Friday, May 30, 2014

Viktor Frankl and Me

Viktor Frankl never ceases to amaze me.  He gets in my brain and tells me what I should have known all along. 

I’ll give you this (from Man’s Search for Ultimate Meaning, where Frankl is sharing a letter sent to him by an American medical student):  “All around me here in the U.S. I see young people my age who are desperately groping for a meaning to their existence.  One of my best friends died as a result of his search.  I know now that if her were here now I could help him, thanks to your book, but he is not.  His death, however, will always serve to pull me toward all people who are in distress.  I think this is most powerful motivation anyone can have.  I have found a meaning (despite my deep sorrow and guilt) in my friend’s life and death.  If I can be strong enough to fulfill my responsibility, his death will not have been in vain.  I want more than anything to prevent this tragedy from happening to others.”

In this passage, I recognize the reason I teach high school.  Not only did I see a handful of friends die when I was young (drunk driving accidents, overdoses, suicide), I myself experienced a kind of death in adolescence.  After high school, I wasn’t all that happy, and I sought happiness in places where it could never be found permanently.  Frankl’s explanation of the “existential vacuum”, in which people try to fill a void with supplements to happiness, is a perfect analogy for the feelings of meaninglessness that people feel.  We want to find meaning.  Everyone does.  Some of us, more than others, feel a void.  I felt it.  I still feel it.  What I want to do with my life is help other people stop trying to fill a bottomless pit and just find happiness.  MY problem is that I help other people while neglecting my own personal needs.  Even so, I would not change that purpose in life for anything.  I just need to keep reminding myself of Dr. Frankl:  he survived a series of concentration camps in which all of his family died.  He maintained a positive attitude, because there was nothing else to do.  If you want to help other people, you can’t wallow in circumstance.  Life is. 
We are all human, and the events which take place in our lives happen.  Whether by fate or purposeful decision-making, we are who we have made ourselves to be.  That doesn’t mean we can’t change, but it does mean that being stuck in the past is absolutely useless.  We can’t transcend the past, but we can impact the future. 

Frankl wrote that “all freedom has a ‘from what’ and a ‘to what’”.  Just like Margaret Atwood wrote in The Handmaid’s Tale, people have “freedom to” and “freedom from”.  Problems in existential thought happen when we can’t decide which freedom is more important.  People in the United States certainly have “freedom to” (at least most of the time), so then they are faced with the crisis of:  now what?  If I have all this freedom, shouldn’t I be doing something with it?  Shouldn’t there be a bigger purpose?  What is it?!  And the crisis ensues …  People who struggle with the meaning of life seem to self-administer psychotherapy, via drinking, drugs, cutting, promiscuity, or simply guilting themselves out of happiness. 

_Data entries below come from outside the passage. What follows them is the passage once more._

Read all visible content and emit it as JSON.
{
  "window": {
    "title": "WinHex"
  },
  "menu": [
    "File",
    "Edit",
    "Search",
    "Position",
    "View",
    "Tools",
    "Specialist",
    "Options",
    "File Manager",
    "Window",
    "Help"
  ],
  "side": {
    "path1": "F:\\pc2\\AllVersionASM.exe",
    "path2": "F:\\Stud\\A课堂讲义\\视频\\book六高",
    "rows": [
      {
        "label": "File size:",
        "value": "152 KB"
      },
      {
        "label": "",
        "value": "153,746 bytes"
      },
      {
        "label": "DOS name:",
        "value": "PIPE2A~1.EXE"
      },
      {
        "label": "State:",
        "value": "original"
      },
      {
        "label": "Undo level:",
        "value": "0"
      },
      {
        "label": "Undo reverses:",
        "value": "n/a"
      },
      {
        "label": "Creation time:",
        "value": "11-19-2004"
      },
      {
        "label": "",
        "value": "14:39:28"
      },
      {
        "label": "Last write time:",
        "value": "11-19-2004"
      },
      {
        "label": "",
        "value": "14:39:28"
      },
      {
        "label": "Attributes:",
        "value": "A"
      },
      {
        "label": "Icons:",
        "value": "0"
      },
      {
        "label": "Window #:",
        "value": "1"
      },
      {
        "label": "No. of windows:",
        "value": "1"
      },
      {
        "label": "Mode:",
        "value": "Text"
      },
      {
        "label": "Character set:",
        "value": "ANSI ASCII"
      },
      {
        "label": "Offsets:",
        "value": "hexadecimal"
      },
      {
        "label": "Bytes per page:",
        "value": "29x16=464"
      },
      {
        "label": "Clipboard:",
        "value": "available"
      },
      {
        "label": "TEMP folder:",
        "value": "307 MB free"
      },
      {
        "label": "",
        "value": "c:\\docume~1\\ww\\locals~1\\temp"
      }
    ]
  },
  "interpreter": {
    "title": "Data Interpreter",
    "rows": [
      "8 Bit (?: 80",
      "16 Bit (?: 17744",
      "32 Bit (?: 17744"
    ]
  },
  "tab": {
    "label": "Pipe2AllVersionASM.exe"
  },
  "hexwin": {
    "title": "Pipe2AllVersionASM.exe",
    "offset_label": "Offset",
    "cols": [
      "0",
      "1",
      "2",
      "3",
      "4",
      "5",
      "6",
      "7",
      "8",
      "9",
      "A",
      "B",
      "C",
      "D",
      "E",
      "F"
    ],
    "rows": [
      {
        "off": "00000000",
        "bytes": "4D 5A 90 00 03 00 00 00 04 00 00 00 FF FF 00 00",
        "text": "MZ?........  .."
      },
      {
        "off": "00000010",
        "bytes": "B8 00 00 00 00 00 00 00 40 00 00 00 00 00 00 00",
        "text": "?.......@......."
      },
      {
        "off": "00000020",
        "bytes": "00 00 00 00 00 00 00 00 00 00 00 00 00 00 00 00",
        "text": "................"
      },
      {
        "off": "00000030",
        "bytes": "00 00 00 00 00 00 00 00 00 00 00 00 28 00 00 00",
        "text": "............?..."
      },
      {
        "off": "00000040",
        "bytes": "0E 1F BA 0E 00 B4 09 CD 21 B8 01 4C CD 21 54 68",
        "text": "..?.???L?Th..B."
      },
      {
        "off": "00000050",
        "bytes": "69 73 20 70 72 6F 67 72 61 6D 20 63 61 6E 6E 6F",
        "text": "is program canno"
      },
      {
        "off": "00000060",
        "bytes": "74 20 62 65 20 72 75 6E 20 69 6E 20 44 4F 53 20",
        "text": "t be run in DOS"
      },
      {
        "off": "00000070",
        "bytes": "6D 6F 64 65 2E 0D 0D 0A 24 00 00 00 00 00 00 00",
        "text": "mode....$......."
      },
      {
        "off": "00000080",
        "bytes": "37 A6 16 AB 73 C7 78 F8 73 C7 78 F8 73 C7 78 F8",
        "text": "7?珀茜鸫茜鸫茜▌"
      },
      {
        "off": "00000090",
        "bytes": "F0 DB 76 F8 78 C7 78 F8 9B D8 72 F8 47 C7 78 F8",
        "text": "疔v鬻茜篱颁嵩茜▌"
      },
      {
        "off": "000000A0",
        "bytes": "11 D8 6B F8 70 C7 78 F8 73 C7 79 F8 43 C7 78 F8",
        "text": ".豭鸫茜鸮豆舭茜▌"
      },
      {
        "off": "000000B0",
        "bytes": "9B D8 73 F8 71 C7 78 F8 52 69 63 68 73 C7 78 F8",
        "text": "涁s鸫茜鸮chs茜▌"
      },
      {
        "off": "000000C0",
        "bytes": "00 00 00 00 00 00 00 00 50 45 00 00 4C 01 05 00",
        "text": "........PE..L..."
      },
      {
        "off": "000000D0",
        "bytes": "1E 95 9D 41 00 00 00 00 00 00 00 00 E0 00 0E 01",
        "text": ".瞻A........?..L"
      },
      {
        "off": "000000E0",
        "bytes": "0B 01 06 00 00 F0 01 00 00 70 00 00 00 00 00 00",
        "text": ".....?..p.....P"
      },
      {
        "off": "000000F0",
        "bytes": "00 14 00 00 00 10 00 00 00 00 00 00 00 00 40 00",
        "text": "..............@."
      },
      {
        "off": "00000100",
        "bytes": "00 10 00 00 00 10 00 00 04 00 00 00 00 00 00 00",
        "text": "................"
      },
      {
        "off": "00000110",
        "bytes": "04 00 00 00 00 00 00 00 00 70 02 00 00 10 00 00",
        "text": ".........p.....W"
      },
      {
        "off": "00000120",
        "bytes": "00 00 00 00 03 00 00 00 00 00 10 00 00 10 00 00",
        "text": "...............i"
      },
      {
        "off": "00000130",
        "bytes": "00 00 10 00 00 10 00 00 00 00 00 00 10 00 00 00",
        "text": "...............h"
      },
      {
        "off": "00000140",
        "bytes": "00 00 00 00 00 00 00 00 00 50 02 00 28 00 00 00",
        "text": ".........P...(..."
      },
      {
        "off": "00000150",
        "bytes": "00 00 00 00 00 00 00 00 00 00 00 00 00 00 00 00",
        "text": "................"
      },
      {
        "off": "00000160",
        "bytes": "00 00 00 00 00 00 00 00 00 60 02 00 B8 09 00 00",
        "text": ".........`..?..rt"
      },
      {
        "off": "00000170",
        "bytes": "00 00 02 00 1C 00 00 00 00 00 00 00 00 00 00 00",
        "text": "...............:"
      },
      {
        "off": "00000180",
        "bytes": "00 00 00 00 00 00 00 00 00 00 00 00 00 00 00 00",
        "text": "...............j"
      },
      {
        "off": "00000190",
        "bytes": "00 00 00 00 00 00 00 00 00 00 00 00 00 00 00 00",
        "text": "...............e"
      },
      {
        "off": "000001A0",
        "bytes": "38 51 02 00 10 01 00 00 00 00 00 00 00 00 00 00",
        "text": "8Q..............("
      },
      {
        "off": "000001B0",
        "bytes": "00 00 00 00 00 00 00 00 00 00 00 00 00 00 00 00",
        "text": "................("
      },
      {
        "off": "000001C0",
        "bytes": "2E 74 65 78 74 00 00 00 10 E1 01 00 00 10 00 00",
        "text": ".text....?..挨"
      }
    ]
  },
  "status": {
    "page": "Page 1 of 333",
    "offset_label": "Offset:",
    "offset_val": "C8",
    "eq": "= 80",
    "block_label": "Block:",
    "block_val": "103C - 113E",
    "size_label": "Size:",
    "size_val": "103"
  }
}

I love that I have a job in which I can help people identify and (possibly) avoid the sucking vacuum of meaninglessness.  I will teach them my subject area, and (hopefully) in the process, teach them about life itself.  I may not be a doctor of psychology, but I can certainly pass on my friend Viktor’s wisdom.


Maya Angelou died today, and she once said:  “If you don't like something, change it. If you can't change it, change your attitude.”  You see?  English and psychology and life all merge.  School is not useless, no matter what the haters think.  We might not realize it until much, much later, but the things we encounter in our youth have a lasting impact.  My youth almost killed me, and yet here I am.  That’s a good enough reason as any to help others find meaning in life before it’s too late.